I Trattati di Roma e il destino di un’idea

L’Unione europea celebra i sessant’anni dalla firma dei Trattati di Roma con cui si istituiva la Comunità Economica Europea (Cee). Comunque la si pensi su questa Europa, è un giorno importante. Quel progetto di unificazione, sognato dai padri fondatori, non si è ancora compiuto del tutto. Tuttavia, bisogna riconoscere che se gli ultimi sessant’anni sono stati tempi di pace lo si deve anche all’esistenza di una casa comune, sia pure incompleta, degli europei. Perciò, niente pentimenti.

Oggi, intorno allo stesso tavolo si riuniscono i rappresentanti dei 27 Paesi che nel corso dei decenni hanno aderito all’Unione europea. Non ci saranno i delegati britannici per le note ragioni connesse alla Brexit. Non se ne faccia per questo un dramma. Ciò che invece deve riguardare l’odierna celebrazione è ben altro: è in gioco un modello di Unione che non piace ai suoi cittadini. I Trattati del 1957 non si spingevano al di là dell’orizzonte segnato dall’implementazione degli scambi commerciali, dall’abolizione dei dazi, dalla realizzazione di un’unione doganale e dalla libera circolazione, al suo interno, delle persone. Nel corso dei decenni, però, si è ecceduto finendo a occuparsi ossessivamente di formaggi, zucchine e vongole a danno delle grande idee riposte negli archivi di Bruxelles.

L’Unione si è trasformata in un’entità sovraordinata ai singoli Stati, troppo soffocante per le aspirazioni di libertà delle persone e delle comunità. Abbiamo incolpato di ciò la Germania della signora Angela Merkel. Ma sarebbe stato più onesto ammettere che il male di cui soffre l’odierna Unione viene da lontano ed è la scomparsa di ogni aspirazione egemonica.
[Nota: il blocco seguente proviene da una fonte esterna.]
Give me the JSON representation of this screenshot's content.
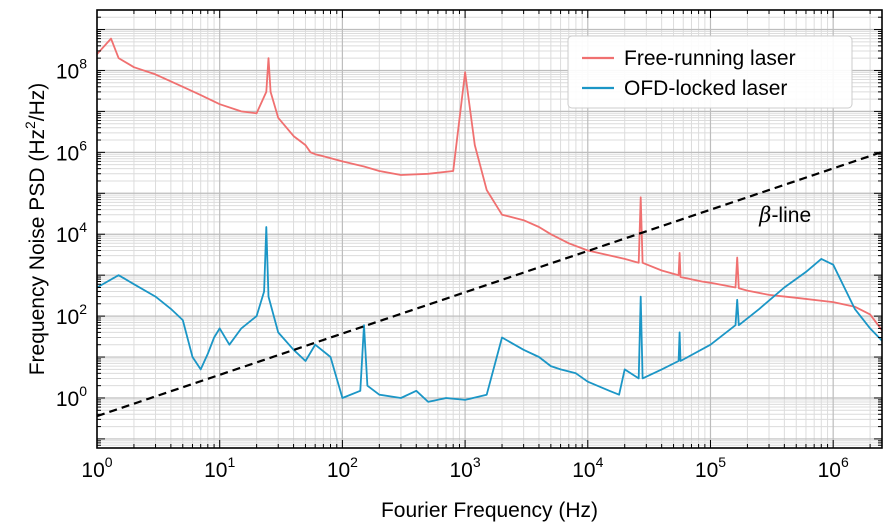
{
  "chart_data": {
    "type": "line",
    "xlabel": "Fourier Frequency (Hz)",
    "ylabel": {
      "pre": "Frequency Noise PSD (Hz",
      "sup": "2",
      "post": "/Hz)"
    },
    "xscale": "log",
    "yscale": "log",
    "xlim": [
      1,
      2500000
    ],
    "ylim": [
      0.06,
      3000000000.0
    ],
    "xticks": [
      {
        "base": "10",
        "exp": "0",
        "value": 1
      },
      {
        "base": "10",
        "exp": "1",
        "value": 10
      },
      {
        "base": "10",
        "exp": "2",
        "value": 100
      },
      {
        "base": "10",
        "exp": "3",
        "value": 1000
      },
      {
        "base": "10",
        "exp": "4",
        "value": 10000
      },
      {
        "base": "10",
        "exp": "5",
        "value": 100000
      },
      {
        "base": "10",
        "exp": "6",
        "value": 1000000
      }
    ],
    "yticks": [
      {
        "base": "10",
        "exp": "0",
        "value": 1
      },
      {
        "base": "10",
        "exp": "2",
        "value": 100
      },
      {
        "base": "10",
        "exp": "4",
        "value": 10000
      },
      {
        "base": "10",
        "exp": "6",
        "value": 1000000
      },
      {
        "base": "10",
        "exp": "8",
        "value": 100000000
      }
    ],
    "grid": true,
    "legend_position": "top-right",
    "annotations": [
      {
        "symbol": "β",
        "text": "-line",
        "x": 250000,
        "y": 20000
      }
    ],
    "series": [
      {
        "name": "Free-running laser",
        "color": "#f07070",
        "x": [
          1,
          1.3,
          1.5,
          2,
          3,
          5,
          7,
          10,
          15,
          20,
          24,
          25,
          26,
          30,
          40,
          50,
          55,
          60,
          70,
          100,
          150,
          200,
          300,
          500,
          800,
          1000,
          1200,
          1500,
          2000,
          3000,
          4000,
          5000,
          7000,
          10000,
          20000,
          26000,
          27000,
          28000,
          40000,
          55000,
          56000,
          57000,
          85000,
          100000,
          160000,
          165000,
          170000,
          200000,
          300000,
          500000,
          1000000,
          1500000,
          2000000,
          2500000
        ],
        "y": [
          250000000.0,
          600000000.0,
          200000000.0,
          120000000.0,
          80000000.0,
          40000000.0,
          25000000.0,
          15000000.0,
          10000000.0,
          9000000.0,
          30000000.0,
          200000000.0,
          30000000.0,
          7000000.0,
          2500000.0,
          1500000.0,
          1000000.0,
          900000.0,
          800000.0,
          600000.0,
          450000.0,
          350000.0,
          280000.0,
          300000.0,
          350000.0,
          90000000.0,
          1500000.0,
          120000.0,
          30000.0,
          22000.0,
          15000.0,
          10000.0,
          6000,
          4000,
          2500,
          2000,
          80000,
          2000,
          1300,
          1000,
          3500,
          900,
          700,
          650,
          500,
          2700,
          480,
          420,
          330,
          280,
          220,
          170,
          110,
          45
        ]
      },
      {
        "name": "OFD-locked laser",
        "color": "#1b96c6",
        "x": [
          1,
          1.5,
          2,
          3,
          4,
          5,
          6,
          7,
          8,
          9,
          10,
          12,
          15,
          20,
          23,
          24,
          25,
          30,
          40,
          50,
          60,
          80,
          100,
          140,
          150,
          160,
          200,
          300,
          400,
          500,
          700,
          1000,
          1500,
          2000,
          3000,
          4000,
          5000,
          6000,
          8000,
          10000,
          15000,
          18000,
          20000,
          26000,
          27000,
          28000,
          40000,
          55000,
          56000,
          57000,
          100000,
          160000,
          165000,
          170000,
          250000,
          400000,
          600000,
          800000,
          1000000,
          1500000,
          2000000,
          2500000
        ],
        "y": [
          500,
          1000,
          600,
          300,
          150,
          80,
          10,
          5,
          12,
          30,
          50,
          20,
          50,
          100,
          400,
          15000,
          300,
          40,
          15,
          8,
          20,
          10,
          1,
          1.5,
          60,
          2,
          1.2,
          1,
          1.5,
          0.8,
          1,
          0.9,
          1.2,
          30,
          15,
          10,
          6,
          5,
          4,
          2.5,
          1.5,
          1.2,
          5,
          3,
          300,
          3,
          5,
          8,
          40,
          8,
          20,
          60,
          250,
          60,
          150,
          500,
          1200,
          2500,
          1800,
          150,
          50,
          25
        ]
      },
      {
        "name": "β-line",
        "color": "#000000",
        "dashed": true,
        "x": [
          1,
          2500000
        ],
        "y": [
          0.36,
          1020000.0
        ]
      }
    ]
  }
}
Già all’inizio del Novecento veniva eccepita la progressiva perdita di valore dei princìpi europei. Per secoli il Vecchio Continente aveva imposto il suo comando al mondo: ciò che accadeva in Europa era destinato a segnare la vita nel resto del pianeta. Parliamo di un’egemonia che non è stata solo economica e militare, ma anche scientifica, tecnologica, spirituale, culturale. A un certo punto, nello scorso secolo, la vecchia Europa ha smesso di fare il suo mestiere attendendo che il centro di comando si spostasse altrove: prima oltre Atlantico, poi verso la costa asiatica del Pacifico.

Scriveva nel 1930 José Ortega y Gasset: “La vita umana, per sua stessa natura, deve essere rivolta a qualcosa, a un miraggio, a un’impresa gloriosa o umile, a un destino illustre o volgare”. Vale lo stesso per gli Stati. Ora, comandare vuol dire assegnare un compito alle persone, instradarle sulla via del loro destino. Qual è dunque il comando odierno dell’Europa? Sono forse i chilometri di carta della Gazzetta Ufficiale dell’Unione su cui scorre un oceano infinito di regole e regolette? L’Europa o è idea, o non è. Ignorare questa verità significa spalancare le porte ai negazionisti dell’unità possibile, significa tornare alla nostalgia per le piccole patrie. Tuttavia gridare, come fanno i progressisti: “Ci vuole più Europa” è pura retorica propagandistica.

Nelle condizioni date, avendo il Vecchio Continente rinunciato a esercitare la sua egemonia, sostenere che più Europa sia la soluzione conduce solo a desiderare un market più grande con gli scaffali occupati da schiere di consumatori al posto delle merci. L’Unione non la fa solo il mercato. Ciò che può tenerci insieme è riconoscersi in comuni radici spirituali. Senza di esse mai vi potrà essere una comune politica estera, e meno ancora, un unico sistema di difesa. Di là dalla necessità di rinegoziare i trattati vigenti, i capi dei governi riuniti a Roma dovrebbero preoccuparsi di verificare se vi sia una condivisa visione del mondo dalla quale far scaturire una comunità di destino. L’aver negato, in passato, ogni riferimento alle radici giudaico-cristiane dell’Europa non è stato un rendere omaggio a un preteso spirito laico.

La verità è che questa Unione è attraversata da una linea di faglia etico-religiosa che la divide, separando la parte condizionata dalla tradizione cattolica-apostolica-romana da quella plasmata sui precetti della morale luterana-calvinista. Queste realtà configurano due modelli di cittadinanza, geneticamente confliggenti. Di abbattere questo diaframma ci si dovrebbe occupare oggi, lontani dalle telecamere e dai flash dei fotografi.